No special occasion, really. A few spoonful at a time for dessert or as a second breakfast would be it, though I like it mixed with fruits, cereal and wheat bran, cold, for breakfast, concocting a new taste, which, while signaling the satiation of a longed-for flavor and an affirmation that the home we carry remains lodged within, also hints at the infusion of lived other-cultures.
But back in the apartment, still sniffing flavors of the pompano with tausi that we had for lunch in a tight market cum stool-and-ledge to eat in Mulberry St., finally with the ingredients for guinataan readied, we began to knead the galapong, rolled and set aside about two dozens of marble-smooth bilo-bilo. In separate bowls, cubed sweet yam (kamote), sliced plantain (saba), and langka as well as the tapioca pearls (sago) would lie in wait for the coconut milk to heave into a boil. Our guinataan would be done in 10 minutes.

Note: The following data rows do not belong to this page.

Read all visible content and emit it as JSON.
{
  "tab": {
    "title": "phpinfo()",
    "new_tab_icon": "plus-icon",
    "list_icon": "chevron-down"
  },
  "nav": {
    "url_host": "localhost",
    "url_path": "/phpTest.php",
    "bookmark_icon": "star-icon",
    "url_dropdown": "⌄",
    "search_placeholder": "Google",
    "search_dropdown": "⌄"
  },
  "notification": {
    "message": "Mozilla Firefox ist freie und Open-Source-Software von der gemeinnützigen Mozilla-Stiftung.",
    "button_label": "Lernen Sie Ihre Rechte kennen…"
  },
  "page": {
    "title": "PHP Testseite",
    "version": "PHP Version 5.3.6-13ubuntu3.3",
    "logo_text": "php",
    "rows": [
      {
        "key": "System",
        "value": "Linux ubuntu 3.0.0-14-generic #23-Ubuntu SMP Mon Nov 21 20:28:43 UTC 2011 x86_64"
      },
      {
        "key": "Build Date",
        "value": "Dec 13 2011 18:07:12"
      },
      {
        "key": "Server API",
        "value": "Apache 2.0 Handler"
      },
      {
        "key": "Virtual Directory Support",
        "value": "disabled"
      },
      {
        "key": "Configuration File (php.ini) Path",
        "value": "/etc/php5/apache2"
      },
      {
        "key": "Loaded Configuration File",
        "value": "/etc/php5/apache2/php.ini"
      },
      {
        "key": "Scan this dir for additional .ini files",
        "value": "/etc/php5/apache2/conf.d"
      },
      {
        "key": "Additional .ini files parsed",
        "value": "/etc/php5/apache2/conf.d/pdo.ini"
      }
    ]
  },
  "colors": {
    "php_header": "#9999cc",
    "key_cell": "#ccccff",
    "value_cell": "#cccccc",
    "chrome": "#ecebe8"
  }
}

If back in the Philippines, a mere tricycle ride to market would make such a bowl possible, nay a pot, in New York, it had to be a subway ride to Chinatown, and through a network of knotty streets, one braids into with clumps of doddering elderly, and carts of produce that often almost topple you over. But, for Filipinos, like a friend and I, what a heaven of robust salmon heads, as well as hill-sized mounds of pea tips (talbos-ng-camote-like) for salad, radish as round as my arm, perfect for sinigang na baboy and crisp bak choy (pechay) to top it with—yet, focused we must on the guinataan.
Our first stop would have to be Mulberry St. closest to where we got off the N train, on to a grocery for malagkit, a bag from Thailand for the right smoothness; next two streets north, on Hester and Elizabeth Sts., where, at Hong Kong Supermarket in a tunnel of shelves stacked with soy sauce of a dozen brands, including Datu Puti, and noodles as familiar as Nissin, we’d find the canned langka and coconut milk, and lastly, along an aisle for miscellaneous ingredients that include sago—all from Thailand quite like ours.
Before Chinatown, we had crossed yards with Koreans, whose produce markets sell the sweetest yam, yet, and Hispanics, for saba (plantain).
Going to Spanish Harlem in the Upper West Side, by the way, heightens the pining for home—how couldn’t one swoon with chicharon, called cuchifritos, gleaming through restaurant windows exactly like lechon kawali, and at a corner sidewalk umbrella-stand, sa malamig tended by a Mexican woman, who scoops the milky drink from a small transparent barrel into a plastic cup, easily a scene in Manila streets or along highways inward to Laguna.
If our “pilgrimage” to Chinatown for guinataan sounds a bit extreme, consider how some friends would drive from New York to Toronto for a bag of Laguna lanzones, and occasionally to New Jersey for Max’s chicken, with some Manhattan-ites leaping regularly across the East River to Jackson Heights in Queens for lunch either at Jollibee or House of Inasal.
Hence, among Filipinos, merely getting to Chinatown and other community markets that draw daily crowds like furious bees, and how one feels elated with but the sight of taho in plastic tubs, for one, or whiffs of say, what’s like pancit any which way, giving in to an impulse to have some, could heal—but more so, a bowl of ginataang bilo-bilo transported to an apartment in New York.
Consider sounds afloat with it—no crowing roosters, yelping dogs, squalling children, high-pitched mother’s calls for missing kids, and vroooming diesel-driven tricycles, screeching on dirt paths; flowing with the steady air, instead, could be a kind of distant roaring like the sea, an occasional scream of sirens on a 911 call, and the timed grating of steel to steel on subway tracks on a typical Manhattan Sunday morning.
While none such weekend sounds blends with the precious taste of guinataan, objects on a wall in the apartment, obviously choices guided by nostalgia, would conjure the apt mood—consider a tiny oil painting of a nipa hut idyll picked up from a side street on Session Road in Baguio, and a doll in pink Maria Clara gown tucked into a luggage some forgotten-return-trips years ago, now propped up beside the TV.
Exile, indeed, often descends in thick fumes of grey longings, so much so that a mere aroma from crevices of forcedly forgotten memories could dissipate it. Beyond bodily nourishment, as we know so well, food, that has inscribed a distinct taste, flavor, and texture in us, turns out to be a driving force in our lives, and migrations enhance it.
Still, culture, as label, does not quite cover the essence of this invisible force; even if pockets of other cultures spinning magic from food traditions do enrich the character of cities, indeed, only experience reveals that no matter the resentments or how glossed over the intermingling of races from centuries of colonization, legacies and genes cannot be tamped down, rising unbidden especially for food, like ginataang bilo-bilo.